I am certainly no expert in this field, but in the past couple of weeks, I have had two instances where harmonics have caused serious damage and inconvenience to our customers.
Harmonics are disturbances that are put back into the grid by switched power supplies and inverters. As all solar PV, most heat pumps, and some car chargers rely on inverters and switched power supplies, they have a detrimental effect on the power supply, both behind and in front of the meter. Harmonics severely affect the stability of the sine wave, causing interference to sensitive electronic components and equipment. They reduce the life of electronic components by causing overheating and can even stop electronic clocks from keeping accurate time.

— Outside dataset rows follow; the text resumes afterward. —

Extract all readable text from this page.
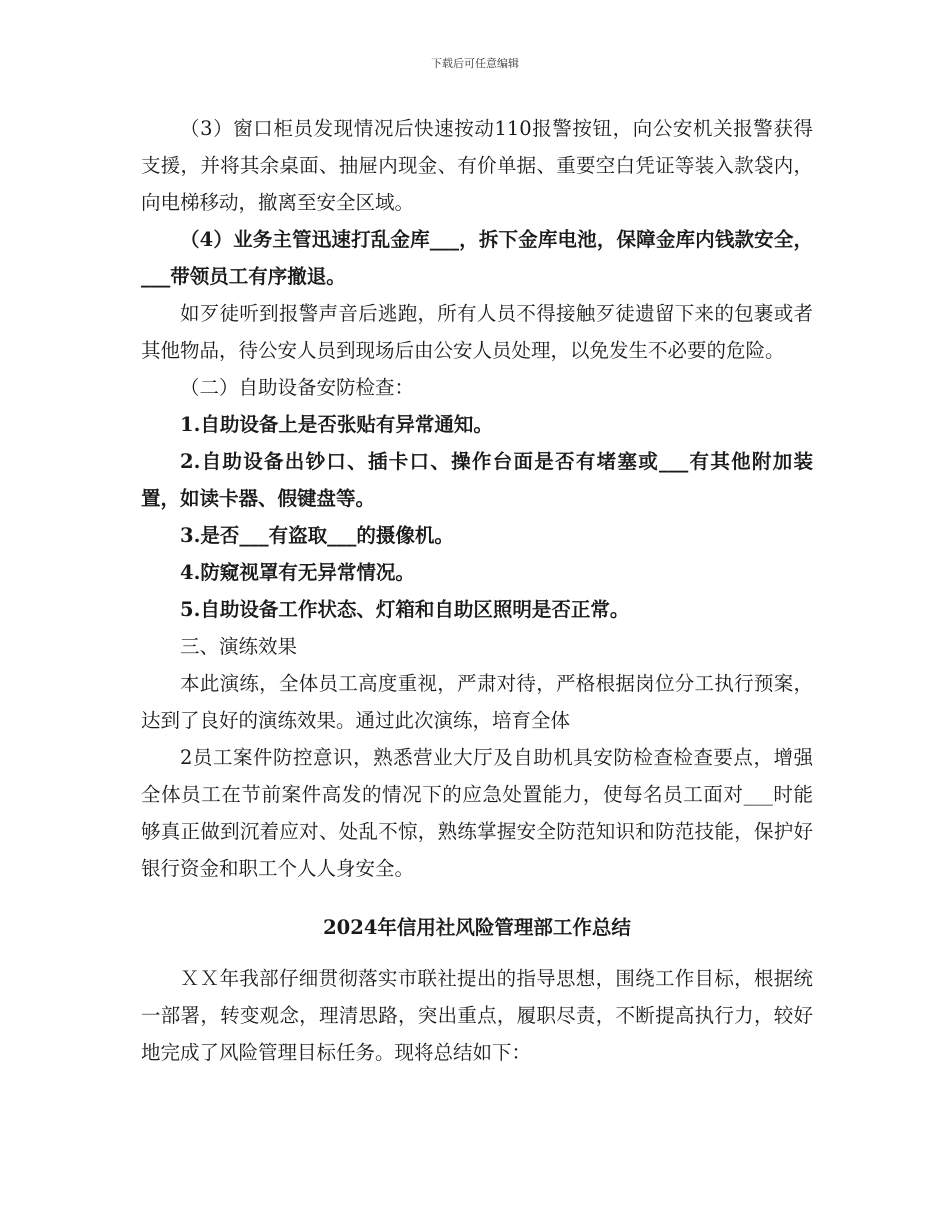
下载后可任意编辑

（3）窗口柜员发现情况后快速按动110报警按钮，向公安机关报警获得支援，并将其余桌面、抽屉内现金、有价单据、重要空白凭证等装入款袋内，向电梯移动，撤离至安全区域。

（4）业务主管迅速打乱金库___，拆下金库电池，保障金库内钱款安全，___带领员工有序撤退。

如歹徒听到报警声音后逃跑，所有人员不得接触歹徒遗留下来的包裹或者其他物品，待公安人员到现场后由公安人员处理，以免发生不必要的危险。

（二）自助设备安防检查：

1.自助设备上是否张贴有异常通知。

2.自助设备出钞口、插卡口、操作台面是否有堵塞或___有其他附加装置，如读卡器、假键盘等。

3.是否___有盗取___的摄像机。

4.防窥视罩有无异常情况。

5.自助设备工作状态、灯箱和自助区照明是否正常。

三、演练效果

本此演练，全体员工高度重视，严肃对待，严格根据岗位分工执行预案，达到了良好的演练效果。通过此次演练，培育全体

2员工案件防控意识，熟悉营业大厅及自助机具安防检查检查要点，增强全体员工在节前案件高发的情况下的应急处置能力，使每名员工面对___时能够真正做到沉着应对、处乱不惊，熟练掌握安全防范知识和防范技能，保护好银行资金和职工个人人身安全。

2024年信用社风险管理部工作总结

ＸＸ年我部仔细贯彻落实市联社提出的指导思想，围绕工作目标，根据统一部署，转变观念，理清思路，突出重点，履职尽责，不断提高执行力，较好地完成了风险管理目标任务。现将总结如下：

In the context of the electricity grid in the UK, harmonics refer to a specific type of electrical phenomenon that can have both positive and negative impacts on the reliability and quality of the power supply. Harmonics are essentially unwanted and additional frequencies or waveforms that occur alongside the fundamental frequency of the electricity supply, which in the UK is typically 50 Hz.Editor’s Note
This past week, I had issues connecting a certain heat pump to the grid. The heat pump does not comply with the standards, and the distribution network operator (DNO) is refusing to allow it to be connected without reinforcement. The quoted price for the reinforcement is £134,500, which is completely unaffordable.
I am not sure if the DNO is being unreasonable or if the equipment from the major manufacturer is not fit for purpose. We are still working on it and will get it sorted.
The second instance is an inverter heat pump that was installed a few years ago and has worked seamlessly and extremely efficiently since the day it was installed. However, after the homeowner installed a solar PV system, the heat pump started playing up, tripping out, and switching itself off.
It took some time to determine the problem. The harmonics from the solar inverter caused the heat pump’s inverter to fail. I replaced the inverter last week, at considerable cost to the user, and it is now working seamlessly.
Harmonics can also interrupt communication between and within units. When I fixed the heat pump, I installed a TP-Link wireline connection to get the heat pump online. With the solar PV system switched on, the connection did not work, and the wireline connectors got uncomfortably hot within minutes. When I switched off the PV system, the connection worked perfectly.
I am concerned about this, and so is the DNO. I have spoken at length, and somewhat heatedly, to a policy engineer in the Energy Networks Association (ENA). I think we need to take this issue more seriously than we are. We cannot wait until people’s TVs start blowing up before we start doing something about it.